Furthermore, the university has failed to respond to all the requests from Palestinian students to meet to discuss events run by the student BDS campaign, and to discuss the university’s links with Israel’s war crimes – of which there are plenty. The university has continued to fail to engage with Palestinian students, and has only engaged with a foreign government and its embassy over our events rather than with the student organisers. The student organisers are members of the university community and continue to support the institution through their participation in university events and tuition fees. This is clear evidence of a worrying double standard.

To celebrate an event that led to the ongoing wiping out of an entire people, who are still suffering the consequences today, is an insult to the Palestinians who have lived under decades of Israel’s illegal military occupation. It is an insult to the idea that crimes against humanity should be opposed and not celebrated at a prestigious university.
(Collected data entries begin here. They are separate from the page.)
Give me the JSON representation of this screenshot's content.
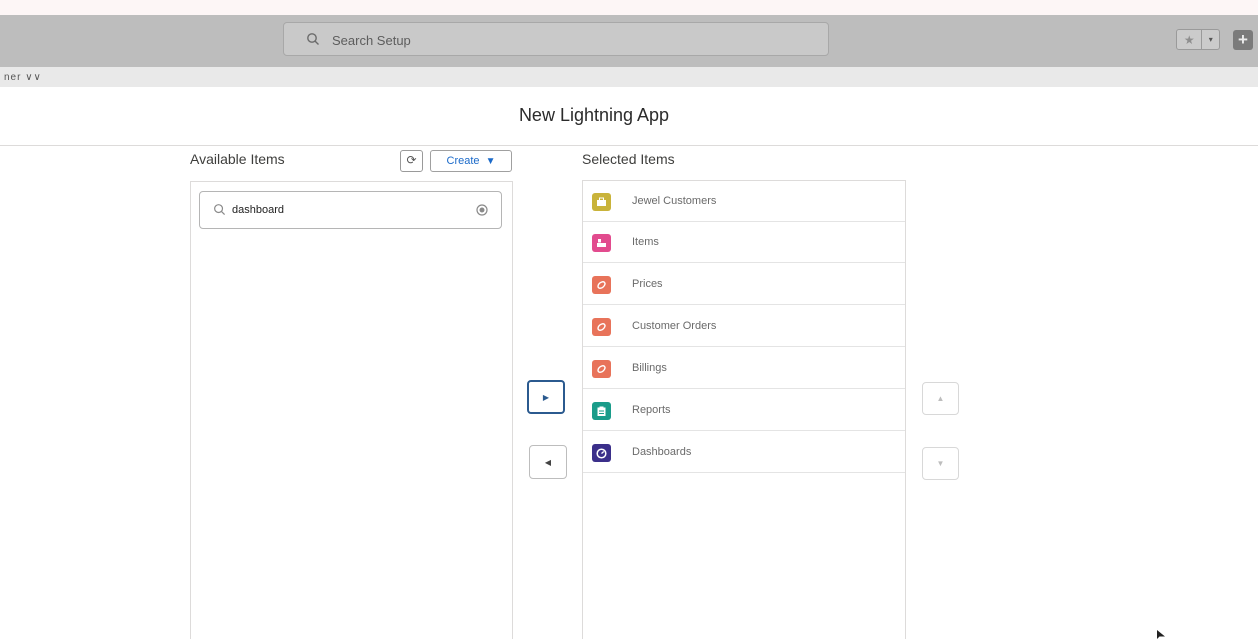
{
  "header": {
    "search_placeholder": "Search Setup",
    "favorites_star": "★",
    "favorites_dropdown": "▾",
    "add_glyph": "+"
  },
  "subbar": {
    "crumb": "ner ∨∨"
  },
  "modal": {
    "title": "New Lightning App"
  },
  "available": {
    "label": "Available Items",
    "refresh_glyph": "⟳",
    "create_label": "Create",
    "create_caret": "▼",
    "filter_value": "dashboard"
  },
  "selected": {
    "label": "Selected Items",
    "items": [
      {
        "label": "Jewel Customers",
        "color": "#c9b33a",
        "icon": "case-icon"
      },
      {
        "label": "Items",
        "color": "#e24b8e",
        "icon": "product-icon"
      },
      {
        "label": "Prices",
        "color": "#e8735a",
        "icon": "tag-icon"
      },
      {
        "label": "Customer Orders",
        "color": "#e8735a",
        "icon": "tag-icon"
      },
      {
        "label": "Billings",
        "color": "#e8735a",
        "icon": "tag-icon"
      },
      {
        "label": "Reports",
        "color": "#1a9c8a",
        "icon": "report-icon"
      },
      {
        "label": "Dashboards",
        "color": "#3b2f8a",
        "icon": "dashboard-icon"
      }
    ]
  },
  "controls": {
    "move_right": "▶",
    "move_left": "◀",
    "move_up": "▲",
    "move_down": "▼"
  }
}
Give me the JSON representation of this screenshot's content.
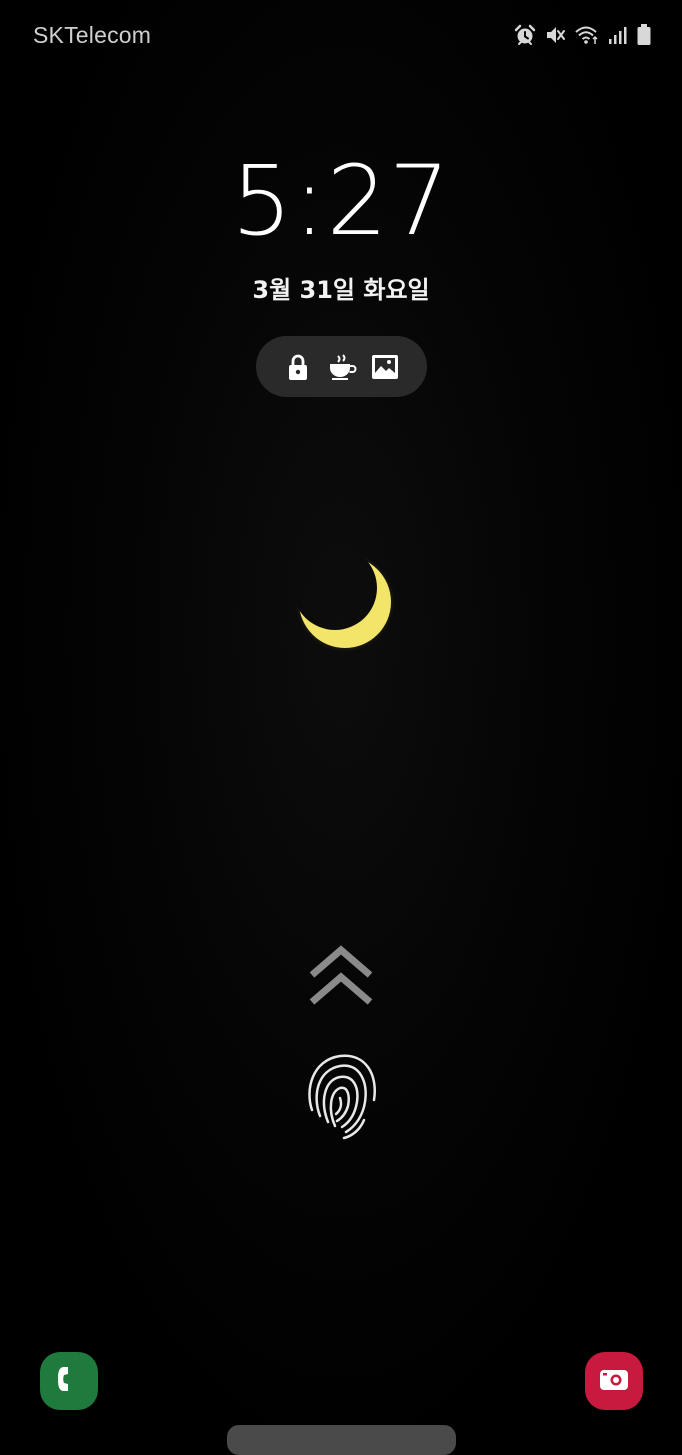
{
  "status_bar": {
    "carrier": "SKTelecom",
    "icons": [
      "alarm-icon",
      "mute-icon",
      "wifi-icon",
      "signal-icon",
      "battery-icon"
    ]
  },
  "lock_screen": {
    "time": "5:27",
    "date": "3월 31일 화요일",
    "pill_icons": [
      "lock-icon",
      "coffee-cup-icon",
      "image-icon"
    ]
  },
  "wallpaper": {
    "subject": "crescent-moon",
    "moon_color": "#f3e56a"
  },
  "unlock": {
    "icons": [
      "swipe-up-chevrons-icon",
      "fingerprint-icon"
    ]
  },
  "shortcuts": {
    "left": {
      "icon": "phone-icon",
      "color": "#1f7a3e"
    },
    "right": {
      "icon": "camera-icon",
      "color": "#c8193f"
    }
  }
}
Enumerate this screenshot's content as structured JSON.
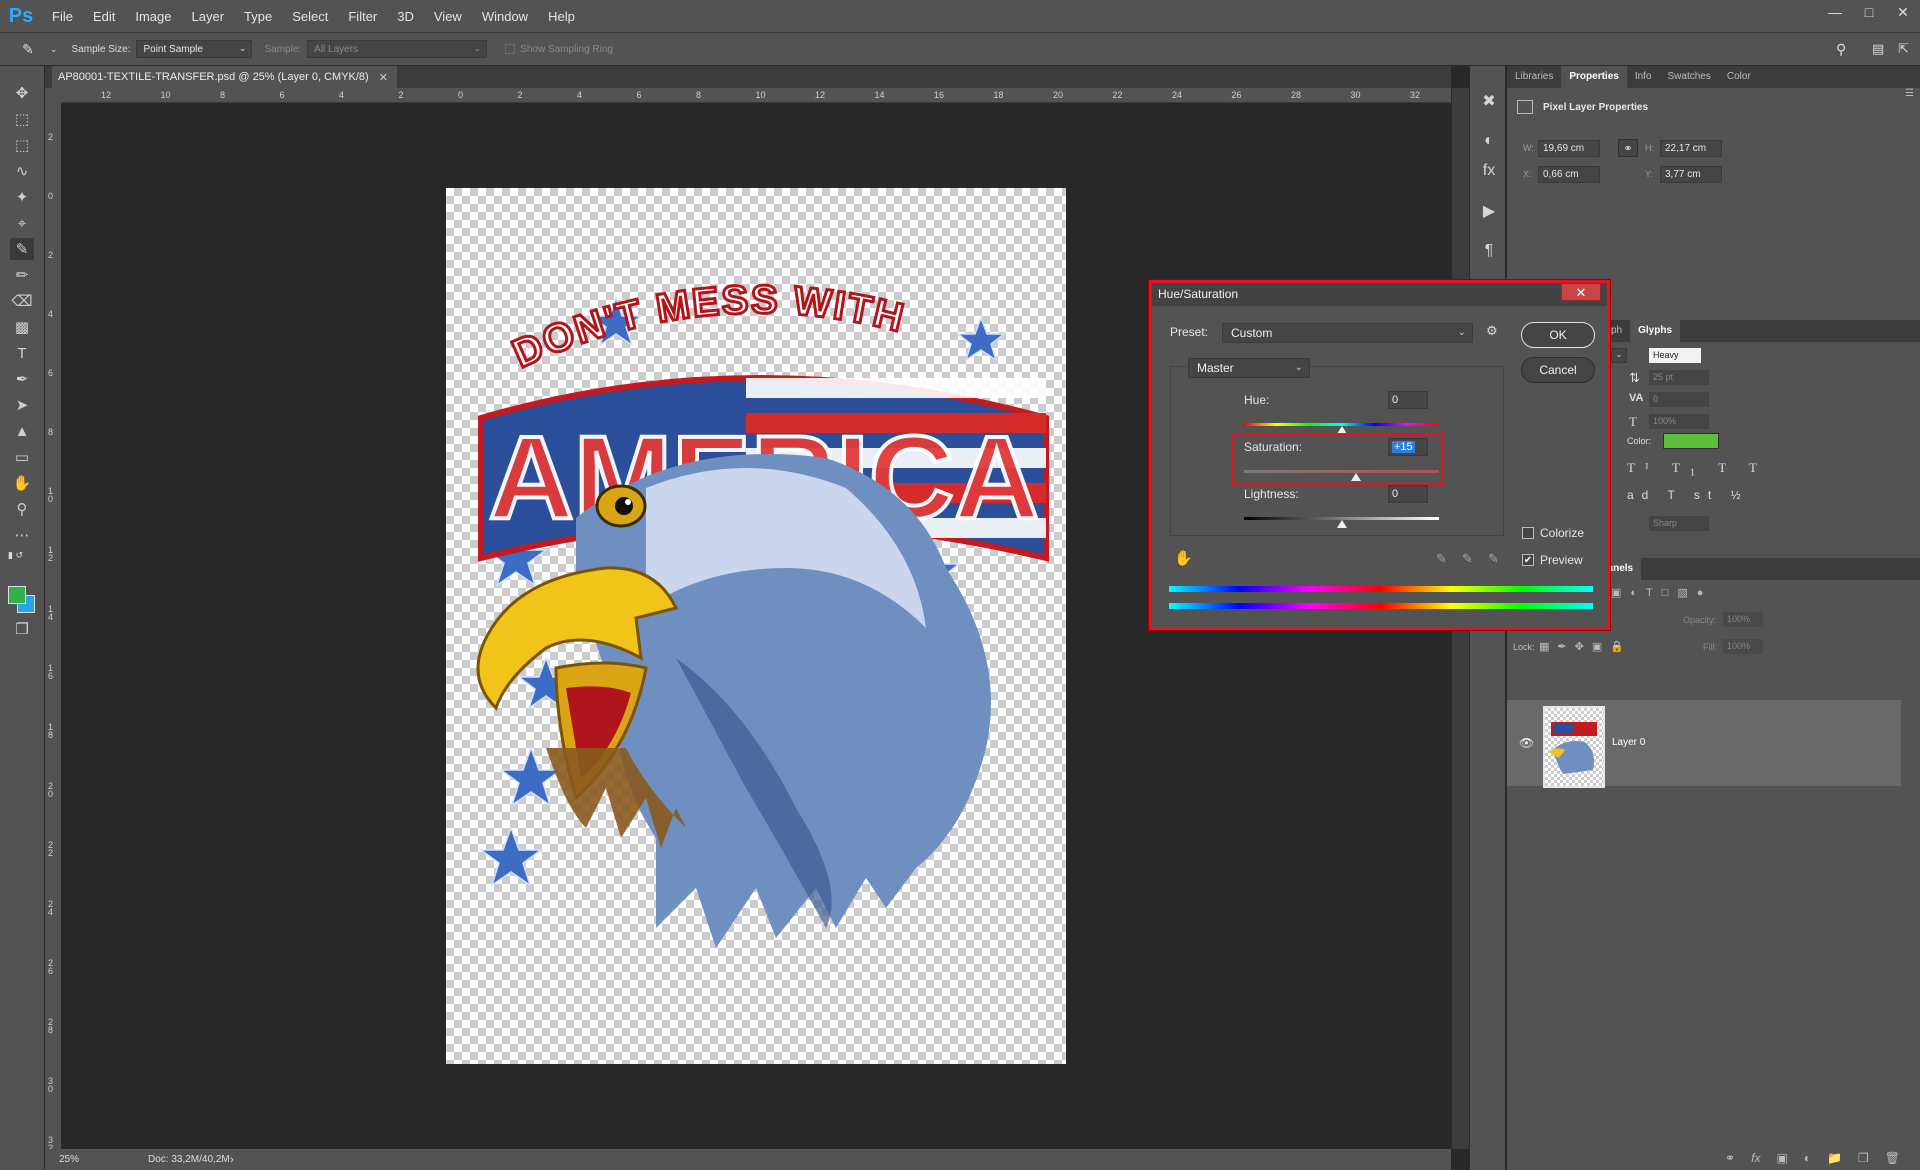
{
  "app": {
    "logo": "Ps",
    "menu": [
      "File",
      "Edit",
      "Image",
      "Layer",
      "Type",
      "Select",
      "Filter",
      "3D",
      "View",
      "Window",
      "Help"
    ]
  },
  "options_bar": {
    "sample_size_label": "Sample Size:",
    "sample_size_value": "Point Sample",
    "sample_label": "Sample:",
    "sample_value": "All Layers",
    "show_sampling_ring": "Show Sampling Ring"
  },
  "document": {
    "tab_title": "AP80001-TEXTILE-TRANSFER.psd @ 25% (Layer 0, CMYK/8)",
    "zoom": "25%",
    "doc_size": "Doc: 33,2M/40,2M",
    "ruler_h": [
      "12",
      "10",
      "8",
      "6",
      "4",
      "2",
      "0",
      "2",
      "4",
      "6",
      "8",
      "10",
      "12",
      "14",
      "16",
      "18",
      "20",
      "22",
      "24",
      "26",
      "28",
      "30",
      "32"
    ],
    "ruler_v": [
      "2",
      "0",
      "2",
      "4",
      "6",
      "8",
      "10",
      "12",
      "14",
      "16",
      "18",
      "20",
      "22",
      "24",
      "26",
      "28",
      "30",
      "32"
    ]
  },
  "properties": {
    "tabs": [
      "Libraries",
      "Properties",
      "Info",
      "Swatches",
      "Color"
    ],
    "heading": "Pixel Layer Properties",
    "w_label": "W:",
    "w_value": "19,69 cm",
    "h_label": "H:",
    "h_value": "22,17 cm",
    "x_label": "X:",
    "x_value": "0,66 cm",
    "y_label": "Y:",
    "y_value": "3,77 cm"
  },
  "character": {
    "tabs": [
      "ph",
      "Glyphs"
    ],
    "font_style": "Heavy",
    "font_size": "25 pt",
    "tracking": "0",
    "scale": "100%",
    "color_label": "Color:",
    "color": "#5cbf40",
    "antialias": "Sharp"
  },
  "layers": {
    "tab": "nnels",
    "opacity_label": "Opacity:",
    "opacity": "100%",
    "lock_label": "Lock:",
    "fill_label": "Fill:",
    "fill": "100%",
    "layer_name": "Layer 0"
  },
  "dialog": {
    "title": "Hue/Saturation",
    "close": "✕",
    "preset_label": "Preset:",
    "preset_value": "Custom",
    "channel": "Master",
    "hue_label": "Hue:",
    "hue_value": "0",
    "hue": 0,
    "saturation_label": "Saturation:",
    "saturation_value": "+15",
    "saturation": 15,
    "lightness_label": "Lightness:",
    "lightness_value": "0",
    "lightness": 0,
    "ok": "OK",
    "cancel": "Cancel",
    "colorize": "Colorize",
    "colorize_checked": false,
    "preview": "Preview",
    "preview_checked": true
  },
  "colors": {
    "foreground": "#2fb24a",
    "background": "#27a4e6",
    "highlight": "#e81123"
  }
}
It is an even graver insult to the many Palestinian students at the university who are the lucky few that Israel allowed to leave to study abroad, and who have lived their entire lives under occupation and brutal control by the Israeli army being represented at this “celebration”.

There is even a monument in the university to Chaim Weizmann, the man that helped bring about the Balfour Declaration, which is a slap in the face to all those that lost their lives, homes and homeland to the horrors that came about as a consequence.

As a Palestinian student myself, it feels like this University is a permanent celebration of the suffering of my family and the Palestinian people. It is time for this to stop, and as students understand more and more the morally defunct position of support for Israel that the University manifests, we will no longer stand for such complicity in the crimes against humanity that the Israeli state continues to commit. It is a moral imperative to end these celebratory links with Apartheid Israel, both on our campuses and in the policies of our government. We, as a community against the principles of imperialism and racism, will protest against the Balfour “celebration” and stand with the Palestinian people.

Huda Ammori

Huda Ammori is a British student, activist and writer with Palestinian and Iraqi heritage. She is completing her studies at the University of Manchester where she founded and currently chairs the BDS Campaign UoM, which exposes and seeks to end the university's complicity with Israel's war crimes. Huda is also engaged in pro-Palestine and anti-arms trade activism on a national and global level.